Au Yukon depuis 1995
C’est un stage de quatre mois en traduction au Bureau des services en français du gouvernement du Yukon qui a amené cette Québécoise d’origine à immigrer au Yukon en 1995. Elle a succombé rapidement au charme du territoire et a décidé une fois ses études complétées de s’y installer de façon permanente. Au fil des ans, elle s’est impliquée à plusieurs occasions au sein de la communauté franco-yukonnaise, que ce soit à la Garderie du petit cheval blanc ou à l’École Émilie-Tremblay, à titre de parent, ainsi qu’au journal l’Aurore boréale et comme bénévole à l’émission radiophonique Rencontres.
Mme Bernard a également occupé le poste d’agente de développement de l’organisme Les Essentielles de 1996 à 2001, en devenant officiellement la première employée de l’organisme représentant les intérêts des femmes franco-yukonnaises.
« On ne pouvait trouver meilleure personne qu’Angélique Bernard pour occuper le poste de commissaire du Yukon. Elle possède les qualités requises pour bien représenter toutes les communautés du territoire : probité, diplomatie et empathie », a d’ailleurs tenu à souligner le conseil d’administration des EssentiElles.
À 45 ans, Mme Bernard est également devenue le 12 mars dernier la plus jeune commissaire nommée à ce poste. Mère de deux jeunes garçons, Sébastien (9 ans) et Samuel (7 ans) qui fréquentent l’École Émilie-Tremblay, Mme Bernard désire s’impliquer également auprès de la petite enfance et des familles tout en portant une attention particulière à l’alphabétisation au Yukon.

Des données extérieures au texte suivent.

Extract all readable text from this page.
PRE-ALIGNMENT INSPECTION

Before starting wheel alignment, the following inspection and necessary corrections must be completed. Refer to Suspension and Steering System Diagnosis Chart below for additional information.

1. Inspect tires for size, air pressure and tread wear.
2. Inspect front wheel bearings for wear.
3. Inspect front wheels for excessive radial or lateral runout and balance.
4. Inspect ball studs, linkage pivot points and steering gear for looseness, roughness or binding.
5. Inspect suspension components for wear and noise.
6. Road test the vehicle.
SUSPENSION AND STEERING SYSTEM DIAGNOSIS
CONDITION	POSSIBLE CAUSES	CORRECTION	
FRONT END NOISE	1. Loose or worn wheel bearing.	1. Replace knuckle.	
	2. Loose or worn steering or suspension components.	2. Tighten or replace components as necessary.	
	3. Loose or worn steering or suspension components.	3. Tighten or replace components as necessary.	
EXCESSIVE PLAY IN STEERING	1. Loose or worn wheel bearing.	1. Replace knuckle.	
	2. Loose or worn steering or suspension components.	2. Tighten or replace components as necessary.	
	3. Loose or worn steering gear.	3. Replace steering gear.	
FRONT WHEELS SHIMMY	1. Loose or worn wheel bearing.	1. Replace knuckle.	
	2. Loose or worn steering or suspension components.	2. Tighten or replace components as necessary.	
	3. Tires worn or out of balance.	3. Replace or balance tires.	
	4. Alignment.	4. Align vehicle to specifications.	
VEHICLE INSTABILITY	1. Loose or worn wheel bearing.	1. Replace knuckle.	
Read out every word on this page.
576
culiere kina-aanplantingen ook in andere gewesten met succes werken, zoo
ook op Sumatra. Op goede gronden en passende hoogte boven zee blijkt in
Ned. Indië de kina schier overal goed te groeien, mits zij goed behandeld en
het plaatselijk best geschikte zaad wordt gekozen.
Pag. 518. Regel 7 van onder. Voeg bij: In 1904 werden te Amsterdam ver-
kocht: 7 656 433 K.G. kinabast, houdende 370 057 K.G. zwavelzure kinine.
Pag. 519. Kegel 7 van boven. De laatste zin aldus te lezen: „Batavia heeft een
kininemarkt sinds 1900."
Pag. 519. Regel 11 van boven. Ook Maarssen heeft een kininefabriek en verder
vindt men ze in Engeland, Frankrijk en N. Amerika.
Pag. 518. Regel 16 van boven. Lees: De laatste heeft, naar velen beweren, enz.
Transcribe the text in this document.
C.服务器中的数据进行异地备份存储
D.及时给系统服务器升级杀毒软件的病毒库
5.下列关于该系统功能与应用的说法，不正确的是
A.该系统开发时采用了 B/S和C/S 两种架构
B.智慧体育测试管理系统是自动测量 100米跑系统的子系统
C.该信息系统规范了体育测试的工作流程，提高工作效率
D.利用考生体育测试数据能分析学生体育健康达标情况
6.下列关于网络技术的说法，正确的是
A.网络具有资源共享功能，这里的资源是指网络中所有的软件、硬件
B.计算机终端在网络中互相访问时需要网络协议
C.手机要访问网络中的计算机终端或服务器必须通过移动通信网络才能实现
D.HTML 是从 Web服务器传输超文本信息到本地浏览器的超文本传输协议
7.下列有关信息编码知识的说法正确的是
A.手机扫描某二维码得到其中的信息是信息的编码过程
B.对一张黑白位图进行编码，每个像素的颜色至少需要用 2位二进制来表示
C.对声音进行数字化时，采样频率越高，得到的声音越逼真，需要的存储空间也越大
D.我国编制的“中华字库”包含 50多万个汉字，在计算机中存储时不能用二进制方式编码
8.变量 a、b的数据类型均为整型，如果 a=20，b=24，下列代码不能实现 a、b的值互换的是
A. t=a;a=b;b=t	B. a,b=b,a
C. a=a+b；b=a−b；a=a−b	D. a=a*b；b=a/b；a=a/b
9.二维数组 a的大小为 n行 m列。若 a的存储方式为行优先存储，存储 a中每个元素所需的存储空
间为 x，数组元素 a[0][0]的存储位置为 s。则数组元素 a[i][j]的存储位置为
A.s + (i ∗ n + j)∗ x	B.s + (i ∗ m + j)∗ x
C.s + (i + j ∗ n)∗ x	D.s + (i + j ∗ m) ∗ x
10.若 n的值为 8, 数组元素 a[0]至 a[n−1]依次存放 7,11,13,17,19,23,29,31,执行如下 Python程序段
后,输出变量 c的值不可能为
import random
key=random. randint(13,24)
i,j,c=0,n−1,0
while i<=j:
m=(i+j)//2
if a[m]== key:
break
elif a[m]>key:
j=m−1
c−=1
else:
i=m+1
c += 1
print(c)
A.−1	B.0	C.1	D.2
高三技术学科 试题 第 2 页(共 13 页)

Le rôle de la commissaire du Yukon
Cheffe officielle de l’État canadien, la Reine Elizabeth II est représentée, à l’échelon fédéral, par le gouverneur général. Un poste d’ailleurs occupé depuis l’automne 2017 par une autre femme francophone, Julie Payette. La Reine est également représentée dans les provinces par les lieutenants-gouverneurs, et dans les territoires par les commissaires. Les lieutenants-gouverneurs des provinces et les commissaires des territoires sont nommés pour un mandat d’au moins cinq ans, par le gouverneur général, sur recommandation du premier ministre canadien. Ils ont un rôle de gardien des institutions constitutionnelles qui peut devenir particulièrement délicat lorsqu’il y a des gouvernements minoritaires.
Ainsi, Mme Bernard aura à veiller à ce que le territoire dispose d’un gouvernement viable en tout temps. Sous l’avis du premier ministre, elle sera responsable de nommer les membres du Conseil exécutif, d’approuver et de signer les décrets du Conseil et de donner la sanction royale aux projets de loi. Il incombe également à la commissaire du Yukon de dissoudre le Parlement afin de pouvoir déclencher les élections territoriales.
C’est en 1898 qu’a été nommé le premier commissaire du territoire du Yukon. Toutefois, il faut rappeler que le rôle du commissaire du Yukon a changé au fur et à mesure que le territoire a obtenu un contrôle accru de sa gouvernance. Le commissaire était initialement chargé d’administrer le territoire, c’est-à-dire la gestion des écoles et des hôpitaux ainsi que la perception des taxes. Par contre, lorsqu’un premier gouvernement a été élu au Yukon en 1979, le rôle du commissaire a dû être révisé, en épousant davantage celui de lieutenant-gouverneur des autres provinces.
Une nouvelle administratrice territoriale
Le premier ministre Justin Trudeau a également annoncé la nomination d’Adeline Webber comme nouvelle administratrice territoriale. Mme Webber est membre de la Première Nation Teslin Tlingit. Elle est née et a grandi à Whitehorse où elle a passé la plus grande partie de sa carrière au sein de la fonction publique fédérale. Mme Webber a travaillé avec diligence pour faire reconnaître les droits des femmes autochtones, et elle a joué un rôle important dans la mise en œuvre de revendications territoriales et d’ententes sur l’autonomie gouvernementale des Premières Nations au territoire.